Sky Sports Halo’s launch was a disaster: why are we still not taking women’s consumption of sport seriously?
Sky Sports’ new content channel aimed at female fans is being relentlessly condemned across the sporting world – and for good reason, writes Freya Compton
Just 3 days ago on Friday Sky Sports launched their new TikTok channel: Sky Sports Halo. But while it claimed to be a positive space for female sporting fans to enjoy, promoting women’s voices, it has quickly been slated for its utterly patronising, sexist portrayal of female sports fans.
From calling the channel ‘the little sis of Sky Sports’, to using pink glittery font in every video, and focusing on the personal lives of athletes and their WAGs, Halo has been a disaster. One particular video that has been criticised features a Haaland goal with the caption “how that matcha + hot girl walk combo hits,” garnering flabbergasted comments such as: “thanks for dumbing it down for me!;” “this gotta be a social experiment;” and “you know you don’t have to yassify it for us […] right?”. When fans pointed out that the attempt was demeaning, watering down sport for female fans, or focusing on the women connected to male athletes, the account responded “can’t believe you’re bringing this energy,” and doubled down on their methods.
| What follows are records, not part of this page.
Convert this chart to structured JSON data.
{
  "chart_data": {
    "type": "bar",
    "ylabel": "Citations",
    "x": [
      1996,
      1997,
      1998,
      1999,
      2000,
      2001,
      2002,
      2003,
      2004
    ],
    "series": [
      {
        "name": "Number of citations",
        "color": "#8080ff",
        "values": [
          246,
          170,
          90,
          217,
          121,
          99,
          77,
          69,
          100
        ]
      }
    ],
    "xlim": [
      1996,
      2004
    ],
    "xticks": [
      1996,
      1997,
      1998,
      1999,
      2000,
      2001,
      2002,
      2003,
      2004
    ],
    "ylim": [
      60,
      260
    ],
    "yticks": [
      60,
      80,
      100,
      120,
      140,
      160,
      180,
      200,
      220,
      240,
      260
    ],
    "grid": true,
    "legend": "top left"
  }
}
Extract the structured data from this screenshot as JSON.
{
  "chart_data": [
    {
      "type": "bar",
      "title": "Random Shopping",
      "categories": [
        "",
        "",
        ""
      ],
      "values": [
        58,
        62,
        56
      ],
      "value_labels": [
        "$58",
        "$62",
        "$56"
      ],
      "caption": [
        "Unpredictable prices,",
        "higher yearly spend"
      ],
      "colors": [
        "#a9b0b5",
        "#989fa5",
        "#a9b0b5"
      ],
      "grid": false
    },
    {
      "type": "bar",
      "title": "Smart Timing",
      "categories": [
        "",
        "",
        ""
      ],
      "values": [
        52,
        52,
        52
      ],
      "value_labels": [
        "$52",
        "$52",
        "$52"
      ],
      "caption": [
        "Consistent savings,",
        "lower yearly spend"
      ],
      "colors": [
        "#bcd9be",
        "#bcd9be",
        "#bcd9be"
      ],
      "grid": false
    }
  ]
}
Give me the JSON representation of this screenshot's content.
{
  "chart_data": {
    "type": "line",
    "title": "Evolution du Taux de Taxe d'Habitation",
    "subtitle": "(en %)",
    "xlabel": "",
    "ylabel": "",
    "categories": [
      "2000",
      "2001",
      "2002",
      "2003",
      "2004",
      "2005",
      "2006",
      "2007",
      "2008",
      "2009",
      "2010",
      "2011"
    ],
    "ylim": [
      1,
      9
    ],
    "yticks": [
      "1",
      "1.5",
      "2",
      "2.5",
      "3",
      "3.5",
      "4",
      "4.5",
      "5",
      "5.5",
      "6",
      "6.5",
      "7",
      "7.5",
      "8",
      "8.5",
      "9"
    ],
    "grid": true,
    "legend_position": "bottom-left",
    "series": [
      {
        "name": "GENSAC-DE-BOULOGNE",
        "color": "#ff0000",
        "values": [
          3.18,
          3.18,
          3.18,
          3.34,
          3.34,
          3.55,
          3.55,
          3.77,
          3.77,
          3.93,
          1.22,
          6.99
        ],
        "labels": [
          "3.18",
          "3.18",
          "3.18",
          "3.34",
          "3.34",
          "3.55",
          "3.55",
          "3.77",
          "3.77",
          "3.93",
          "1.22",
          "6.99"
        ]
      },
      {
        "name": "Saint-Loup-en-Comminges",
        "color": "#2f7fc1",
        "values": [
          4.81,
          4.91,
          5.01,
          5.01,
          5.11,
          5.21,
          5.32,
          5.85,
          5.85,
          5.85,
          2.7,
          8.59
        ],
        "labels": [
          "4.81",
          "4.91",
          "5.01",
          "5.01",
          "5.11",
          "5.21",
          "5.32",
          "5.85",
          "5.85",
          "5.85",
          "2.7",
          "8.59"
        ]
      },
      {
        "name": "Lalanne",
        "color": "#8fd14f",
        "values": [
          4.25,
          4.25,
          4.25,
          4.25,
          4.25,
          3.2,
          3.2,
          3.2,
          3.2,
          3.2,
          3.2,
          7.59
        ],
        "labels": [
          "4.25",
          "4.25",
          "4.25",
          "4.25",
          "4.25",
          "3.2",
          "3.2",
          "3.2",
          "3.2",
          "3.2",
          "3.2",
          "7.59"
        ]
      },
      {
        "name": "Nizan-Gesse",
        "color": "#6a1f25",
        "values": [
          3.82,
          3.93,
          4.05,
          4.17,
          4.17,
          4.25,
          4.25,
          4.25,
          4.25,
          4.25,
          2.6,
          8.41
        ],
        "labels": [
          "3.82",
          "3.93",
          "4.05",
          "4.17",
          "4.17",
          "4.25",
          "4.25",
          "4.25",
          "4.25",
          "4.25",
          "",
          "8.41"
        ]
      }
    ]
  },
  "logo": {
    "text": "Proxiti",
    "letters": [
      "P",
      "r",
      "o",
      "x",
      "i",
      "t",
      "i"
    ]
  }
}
What’s next, explaining the offside rule using make-up?
It’s so shameless that it’s scarcely believable, at first leading fans question if it was even a legitimate account. So how on earth did an initiative like this get through the UK’s biggest sports provider platform? And are we overreacting to what is simply a misguided attempt at a good idea?
“What’s next, explaining the offside rule using make-up?”
Sky Sports is often praised for their balanced content, rarely missing the mark this dramatically. So it’s likely the episode began with a well-meaning idea from executives, asking for a new method to engage with young female fans, or an update to their social media outreach. The mistake comes when you ignore all that you know about sport-loving women and girls, and blindly bring in an agency known for producing high-performance content. But there’s a difference between weaving Gen Z referential humour into sports content, and flat out undermining any respect for sports fans – reducing their audience to brain-rot-loving giggly teens.
The age-old marketing example of King Charles and Ozzy Osborne is mirrored here; despite the pair being the same age, very wealthy, married twice with children, they seek out and consume radically different content. With Sky Sports Halo, assuming women to be a singular category of audience ignorantly overlooks the individuality of their following, displaying not only a clear lack of understanding of female fans, but an implicit hierarchy in the world of sport. There is no assumption that all men consuming sport content want the same videos, or that they need simplified, glamourised descriptions of core moments. Is this really where we are in 2025: is this something we are actually having to call out?
“The origins of the platform were so obviously entrenched in misogynistic hierarchies”
It’s not just a blatant lack of respect for the fan base that has been highlighted – it’s a fundamental problem with the way sports content is produced and organised. The entire concept of having a separate corner of the internet where female sports content can be shared and enjoyed implies that the main conduits are gendered in the first place. It pushes the responsibility of promoting women’s sport away from primary channels, legitimising unbalanced content while reinforcing the inferiority of female sport fans – shouting out at us: ‘this space is for you! (stay out of ours)’.
It’s an all-too-clear reminder that women’s sport content isn’t treated the same as men’s – it’s tiptoed around, pushed in and out of different strategised initiatives that maintain their fan base without truly trying to understand us. It’s not thought of neutrally – no matter what we’d like to believe, women are still sometimes treated as a new, mysterious audience to be conquered. And the result is the assumption that we want different content to men, that we need a distinct sphere for our content, and, as Halo’s videos on Charles Leclerc’s engagement and Lando Norris’ birthday’s demonstrate – that we aren’t interested in raw, complex sporting news and analysis.
Having gained this much traction for all the wrong reasons, proving that publicity isn’t always good publicity, it’s highly likely Sky Sports will have to backpeddle and issue an apology. Even if they manage to rebrand and recentre the channel on high quality women’s sport content, the origins of the platform were so obviously entrenched in misogynistic hierarchies that audiences will not forget this monumental blunder quickly.